Zespół kolejnych biegłych powołał mazowiecki wydział Prokuratury Krajowej w śledztwie dotyczącym odnalezienia przed dwoma laty szczątków rosyjskiej rakiety w lesie koło Bydgoszczy - dowiedział się reporter RMF FM Krzysztof Zasada. Ma on przygotować kluczową opinię w tej sprawie. Śledczy wyjaśniają okoliczności naruszenia polskiej przestrzeni powietrznej, do którego miało dojść najprawdopodobniej w grudniu 2022 roku.
Po ponad dwóch latach śledztwa prokuratura wciąż ma wątpliwości dotyczące określenia daty upadku rosyjskiej rakiety CH-55, a także sposobu wbicia się tego manewrującego pocisku w grunt. Dotychczasowe ekspertyzy nie dały jednoznacznego potwierdzenia tych faktów. W ustaleniu czasu nie pomogła też ekspertyza botaniczna, badająca porosty na szczątkach rakiety.
Jak ustalił reporter RMF FM Krzysztof Zasada, nad kluczową na tym etapie śledztwa opinią będą pracować biegli z Wydziału Mechaniki, Energetyki i Lotnictwa Politechniki Warszawskiej. To od nich zależy, jakie będą podejmowane działania w kolejnych wątkach postępowania. Dotyczą one m.in. wskazania osób odpowiedzialnych za zaistniałą sytuację.
W połowie grudnia 2022r., Rosjanie przeprowadzili zmasowany ostrzał terytorium Ukrainy. Do ataku wykorzystali m.in. samoloty stacjonujące na Białorusi. W związku z pojawieniem się w pobliżu natowskiej przestrzeni powietrznej wielozadaniowego bombowca taktycznego Su-34, poderwano samoloty bojowe Sojuszu Północnoatlantyckiego. W trakcie tych działań na radarach naszych służb pojawił się obiekt, który wleciał do Polski znad Białorusi.
Polskie służby śledziły obiekt, ale w okolicach Bydgoszczy straciły go z oczu. Doszło do tego mniej więcej dwa kilometry od miejsca, w którym szczątki rakiety zostały pod koniec kwietnia odnalezione przez przypadkową osobę. Tuż po grudniowym incydencie prowadzono poszukiwania, jednak po niepowodzeniach zaniechano ich m.in. z powodu trudnych warunków atmosferycznych. Przez Polskę przechodził wówczas front z potężnymi śnieżycami.
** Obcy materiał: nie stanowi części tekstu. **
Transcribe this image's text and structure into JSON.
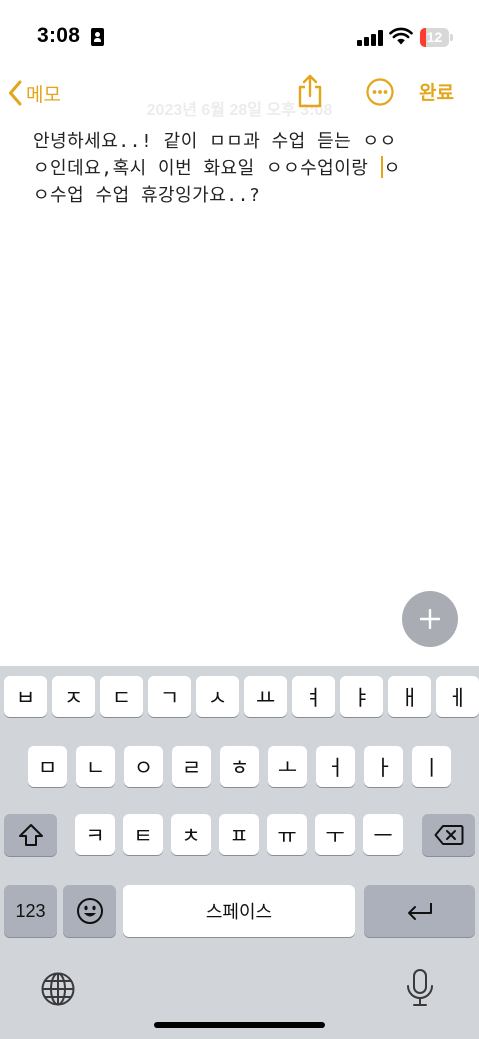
{
  "status_bar": {
    "time": "3:08",
    "battery_level": "12",
    "battery_percent": 12,
    "battery_color": "#ff3b30"
  },
  "nav": {
    "back_label": "메모",
    "date": "2023년 6월 28일 오후 3:08",
    "done_label": "완료",
    "accent_color": "#e3a51a",
    "icons": [
      "chevron-left-icon",
      "share-icon",
      "more-icon"
    ]
  },
  "note": {
    "line1": "안녕하세요..! 같이 ㅁㅁ과 수업 듣는 ㅇㅇ",
    "line2_before_caret": "ㅇ인데요,혹시 이번 화요일 ㅇㅇ수업이랑 ",
    "line2_after_caret": "ㅇ",
    "line3": "ㅇ수업 수업 휴강잉가요..?"
  },
  "add_button": {
    "label": "+"
  },
  "keyboard": {
    "row1": [
      "ㅂ",
      "ㅈ",
      "ㄷ",
      "ㄱ",
      "ㅅ",
      "ㅛ",
      "ㅕ",
      "ㅑ",
      "ㅐ",
      "ㅔ"
    ],
    "row2": [
      "ㅁ",
      "ㄴ",
      "ㅇ",
      "ㄹ",
      "ㅎ",
      "ㅗ",
      "ㅓ",
      "ㅏ",
      "ㅣ"
    ],
    "row3": [
      "ㅋ",
      "ㅌ",
      "ㅊ",
      "ㅍ",
      "ㅠ",
      "ㅜ",
      "ㅡ"
    ],
    "numbers_label": "123",
    "space_label": "스페이스",
    "icons": [
      "shift-icon",
      "delete-icon",
      "emoji-icon",
      "return-icon",
      "globe-icon",
      "microphone-icon"
    ]
  }
}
Pod koniec kwietnia 2023 r. przypadkowa osoba natknęła się w lesie w Zamościu koło Bydgoszczy na szczątki niezidentyfikowanego obiektu. Reporterzy RMF FM jako pierwsi poinformowali, że w lesie został znaleziony pocisk powietrze-ziemia. Nie było śladów eksplozji. Dzień po odkryciu znaleziska ówczesny dowódca operacyjny Rodzajów Sił Zbrojnych gen. broni Tomasz Piotrowski poinformował, że "trwają intensywne dochodzenia, sprawdzenia, intensywny dialog między różnego rodzaju instytucjami".
Pociski manewrujące CH-55 powietrze-ziemia były produkowane w czasach Związku Radzieckiego.
Mają one zasięg ok. 3 tys. kilometrów. Ich przeznaczeniem było przenoszenie głowic jądrowych. Modyfikacja, przeprowadzona już w obecnej Rosji, to wersja 555, przeznaczona do ładunków konwencjonalnych. Rakieta, która spadła w okolicach Bydgoszczy, była nieuzbrojona.
Z ustaleń Instytutu Technicznego Wojsk Lotniczych wynika, że pocisk manewrujący CH-55 najpewniej przyleciał zza naszej wschodniej granicy, bo w polskiej armii nie ma tego uzbrojenia ani na wyposażeniu, ani w magazynach.